# Forgot to order



## CharismaticMillie (Jun 16, 2010)

That's hilarious!!


----------



## MollyMuiMa (Oct 13, 2012)

That's hilarious! But did she eat it? When Molly found some wild animal poo once, (I think it was from 'our' possum, she rolled around in it, but then tried to eat it too (not a great day for me!)


----------



## N2Mischief (Dec 3, 2012)

Yeah, she ate it, thought she had died and gone to heaven! lol It wasn't her normal Kangaroo food, but now she has a baby Joey pooch on her belly!! lol


----------



## poodlecrazy#1 (Jul 2, 2013)

Haha that is funny! Branna does the exact same thing with Beams by The Honest Kitchen. Idk if it's the fish smell or what but she rubs and rolls all over it for about 15 mins before eating it. I wonder if it's a poodle thing . 

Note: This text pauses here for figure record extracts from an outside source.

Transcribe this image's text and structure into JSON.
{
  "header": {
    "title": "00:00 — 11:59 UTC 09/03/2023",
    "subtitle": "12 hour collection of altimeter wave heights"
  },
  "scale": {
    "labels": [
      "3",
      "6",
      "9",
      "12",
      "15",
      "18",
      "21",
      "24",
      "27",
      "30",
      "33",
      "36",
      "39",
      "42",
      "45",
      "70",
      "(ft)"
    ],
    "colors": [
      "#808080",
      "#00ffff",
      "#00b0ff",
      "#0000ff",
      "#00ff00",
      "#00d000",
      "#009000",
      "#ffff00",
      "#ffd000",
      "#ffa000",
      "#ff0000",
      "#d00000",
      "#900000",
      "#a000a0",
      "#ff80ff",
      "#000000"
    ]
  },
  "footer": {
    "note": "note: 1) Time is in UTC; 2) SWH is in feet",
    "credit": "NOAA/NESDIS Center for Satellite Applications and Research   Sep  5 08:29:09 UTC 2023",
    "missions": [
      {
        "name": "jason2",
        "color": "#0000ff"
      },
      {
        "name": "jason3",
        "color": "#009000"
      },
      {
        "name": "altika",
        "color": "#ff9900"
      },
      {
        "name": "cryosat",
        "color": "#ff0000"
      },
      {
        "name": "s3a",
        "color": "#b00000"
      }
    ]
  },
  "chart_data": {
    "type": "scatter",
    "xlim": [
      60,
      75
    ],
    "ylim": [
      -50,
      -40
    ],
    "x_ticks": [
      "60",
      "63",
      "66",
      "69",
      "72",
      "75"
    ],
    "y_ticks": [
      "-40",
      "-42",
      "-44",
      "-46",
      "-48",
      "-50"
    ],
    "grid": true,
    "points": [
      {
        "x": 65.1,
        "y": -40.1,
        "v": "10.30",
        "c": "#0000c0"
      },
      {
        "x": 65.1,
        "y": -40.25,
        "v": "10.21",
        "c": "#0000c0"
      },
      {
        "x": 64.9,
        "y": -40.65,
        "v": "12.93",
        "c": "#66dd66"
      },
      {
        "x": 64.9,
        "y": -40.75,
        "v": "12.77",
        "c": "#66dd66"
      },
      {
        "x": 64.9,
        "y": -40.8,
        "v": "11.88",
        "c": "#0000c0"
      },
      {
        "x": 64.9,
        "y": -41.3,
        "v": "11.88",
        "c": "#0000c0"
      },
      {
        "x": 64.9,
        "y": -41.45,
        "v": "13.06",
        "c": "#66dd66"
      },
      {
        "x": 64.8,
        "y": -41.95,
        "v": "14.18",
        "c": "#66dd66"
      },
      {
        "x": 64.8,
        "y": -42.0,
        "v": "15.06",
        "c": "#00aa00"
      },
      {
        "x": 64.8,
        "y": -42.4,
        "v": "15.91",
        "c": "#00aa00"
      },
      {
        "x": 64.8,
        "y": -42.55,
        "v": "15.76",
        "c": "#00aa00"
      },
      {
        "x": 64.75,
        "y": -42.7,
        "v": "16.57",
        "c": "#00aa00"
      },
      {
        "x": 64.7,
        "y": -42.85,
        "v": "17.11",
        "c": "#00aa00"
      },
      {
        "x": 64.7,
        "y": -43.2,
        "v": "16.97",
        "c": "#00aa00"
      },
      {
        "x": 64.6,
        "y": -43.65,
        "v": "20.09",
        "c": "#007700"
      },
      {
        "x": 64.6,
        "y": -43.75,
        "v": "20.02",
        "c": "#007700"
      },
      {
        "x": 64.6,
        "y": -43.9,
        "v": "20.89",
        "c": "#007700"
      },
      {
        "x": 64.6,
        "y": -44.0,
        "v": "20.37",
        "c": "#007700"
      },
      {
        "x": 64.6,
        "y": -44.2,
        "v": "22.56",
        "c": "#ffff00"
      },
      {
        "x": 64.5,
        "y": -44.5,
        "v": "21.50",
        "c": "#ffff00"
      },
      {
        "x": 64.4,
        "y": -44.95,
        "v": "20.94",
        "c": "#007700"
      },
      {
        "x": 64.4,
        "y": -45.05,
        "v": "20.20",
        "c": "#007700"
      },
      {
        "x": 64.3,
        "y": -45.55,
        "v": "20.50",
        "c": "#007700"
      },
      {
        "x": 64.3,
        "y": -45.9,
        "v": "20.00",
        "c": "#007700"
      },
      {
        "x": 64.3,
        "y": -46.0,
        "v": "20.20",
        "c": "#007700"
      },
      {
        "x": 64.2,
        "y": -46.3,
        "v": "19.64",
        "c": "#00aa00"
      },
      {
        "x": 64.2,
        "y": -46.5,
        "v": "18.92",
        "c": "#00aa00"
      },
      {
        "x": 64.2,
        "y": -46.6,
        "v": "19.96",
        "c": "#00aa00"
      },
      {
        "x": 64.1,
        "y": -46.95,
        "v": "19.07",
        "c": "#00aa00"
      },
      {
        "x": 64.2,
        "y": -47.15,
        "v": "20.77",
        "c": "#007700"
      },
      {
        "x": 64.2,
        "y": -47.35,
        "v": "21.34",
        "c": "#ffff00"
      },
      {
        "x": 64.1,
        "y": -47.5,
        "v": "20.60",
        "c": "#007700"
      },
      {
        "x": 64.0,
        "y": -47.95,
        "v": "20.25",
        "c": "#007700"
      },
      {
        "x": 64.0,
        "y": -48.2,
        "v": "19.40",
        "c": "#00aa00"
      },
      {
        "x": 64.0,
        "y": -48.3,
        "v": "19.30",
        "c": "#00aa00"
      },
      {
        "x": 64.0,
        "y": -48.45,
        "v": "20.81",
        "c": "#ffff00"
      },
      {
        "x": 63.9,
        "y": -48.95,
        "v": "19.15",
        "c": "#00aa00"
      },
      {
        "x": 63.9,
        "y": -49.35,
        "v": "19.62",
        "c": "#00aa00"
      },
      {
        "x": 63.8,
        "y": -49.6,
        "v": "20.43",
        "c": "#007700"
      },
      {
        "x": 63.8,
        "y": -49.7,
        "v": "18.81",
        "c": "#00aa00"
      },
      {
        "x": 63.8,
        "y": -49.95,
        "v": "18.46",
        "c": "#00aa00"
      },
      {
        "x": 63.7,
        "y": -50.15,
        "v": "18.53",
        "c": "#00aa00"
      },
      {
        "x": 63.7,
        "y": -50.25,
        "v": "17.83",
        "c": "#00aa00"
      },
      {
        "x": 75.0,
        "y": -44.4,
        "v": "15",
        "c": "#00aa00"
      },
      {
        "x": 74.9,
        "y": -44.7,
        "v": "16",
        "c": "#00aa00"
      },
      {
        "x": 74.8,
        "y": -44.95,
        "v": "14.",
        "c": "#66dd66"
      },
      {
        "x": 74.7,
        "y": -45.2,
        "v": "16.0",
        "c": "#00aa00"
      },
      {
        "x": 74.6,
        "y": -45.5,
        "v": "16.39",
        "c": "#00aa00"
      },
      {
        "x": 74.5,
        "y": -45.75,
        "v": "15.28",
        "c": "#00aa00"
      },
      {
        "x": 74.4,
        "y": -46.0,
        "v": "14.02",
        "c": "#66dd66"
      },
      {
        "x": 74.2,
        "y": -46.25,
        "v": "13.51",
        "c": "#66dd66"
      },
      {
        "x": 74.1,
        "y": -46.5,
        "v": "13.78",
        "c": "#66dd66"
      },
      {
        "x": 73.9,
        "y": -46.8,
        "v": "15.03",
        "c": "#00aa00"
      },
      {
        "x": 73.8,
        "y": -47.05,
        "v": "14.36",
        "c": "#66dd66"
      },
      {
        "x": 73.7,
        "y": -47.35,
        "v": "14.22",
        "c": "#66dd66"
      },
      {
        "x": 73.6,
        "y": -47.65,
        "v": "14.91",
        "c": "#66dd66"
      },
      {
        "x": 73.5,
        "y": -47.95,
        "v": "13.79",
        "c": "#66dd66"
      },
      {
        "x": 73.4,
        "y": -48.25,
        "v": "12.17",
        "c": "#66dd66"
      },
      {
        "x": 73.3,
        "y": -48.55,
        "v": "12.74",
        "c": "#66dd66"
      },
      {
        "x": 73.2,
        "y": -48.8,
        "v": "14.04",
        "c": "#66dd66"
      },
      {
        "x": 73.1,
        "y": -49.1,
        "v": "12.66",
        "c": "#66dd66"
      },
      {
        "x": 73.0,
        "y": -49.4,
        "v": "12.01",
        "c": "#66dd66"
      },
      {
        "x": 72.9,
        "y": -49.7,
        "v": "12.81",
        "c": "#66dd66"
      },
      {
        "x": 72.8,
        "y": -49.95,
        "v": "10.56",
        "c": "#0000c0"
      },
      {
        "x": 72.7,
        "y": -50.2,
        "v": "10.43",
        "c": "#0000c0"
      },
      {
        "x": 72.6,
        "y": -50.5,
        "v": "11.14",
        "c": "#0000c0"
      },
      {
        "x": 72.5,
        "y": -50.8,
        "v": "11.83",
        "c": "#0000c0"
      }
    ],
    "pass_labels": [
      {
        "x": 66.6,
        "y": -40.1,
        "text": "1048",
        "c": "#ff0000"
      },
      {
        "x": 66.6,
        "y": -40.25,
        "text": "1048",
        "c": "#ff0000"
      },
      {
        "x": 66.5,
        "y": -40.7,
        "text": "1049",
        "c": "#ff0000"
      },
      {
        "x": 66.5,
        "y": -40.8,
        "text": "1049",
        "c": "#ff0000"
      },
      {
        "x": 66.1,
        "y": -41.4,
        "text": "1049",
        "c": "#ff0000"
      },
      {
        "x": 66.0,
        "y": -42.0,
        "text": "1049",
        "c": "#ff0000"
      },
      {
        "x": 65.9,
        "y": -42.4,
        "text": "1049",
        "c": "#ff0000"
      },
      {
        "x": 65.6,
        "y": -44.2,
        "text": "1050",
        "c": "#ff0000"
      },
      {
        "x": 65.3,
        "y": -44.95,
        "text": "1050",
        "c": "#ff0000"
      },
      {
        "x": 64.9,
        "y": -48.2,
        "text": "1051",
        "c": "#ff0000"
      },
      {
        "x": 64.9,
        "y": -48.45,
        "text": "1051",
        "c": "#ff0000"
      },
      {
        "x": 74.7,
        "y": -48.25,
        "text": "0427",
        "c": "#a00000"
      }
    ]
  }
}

Sent from Petguide.com Free App


----------



## patk (Jun 13, 2013)

wow! that's just ducky! :aetsch:


----------



## Mfmst (Jun 18, 2014)

Duck and potatoes sounds delicious! Misha must have wanted the scent all over himself.


----------



## hopetocurl (Jan 8, 2014)

Misha...silly girl...dog food is for eating, not for wearing! At least she liked it!


----------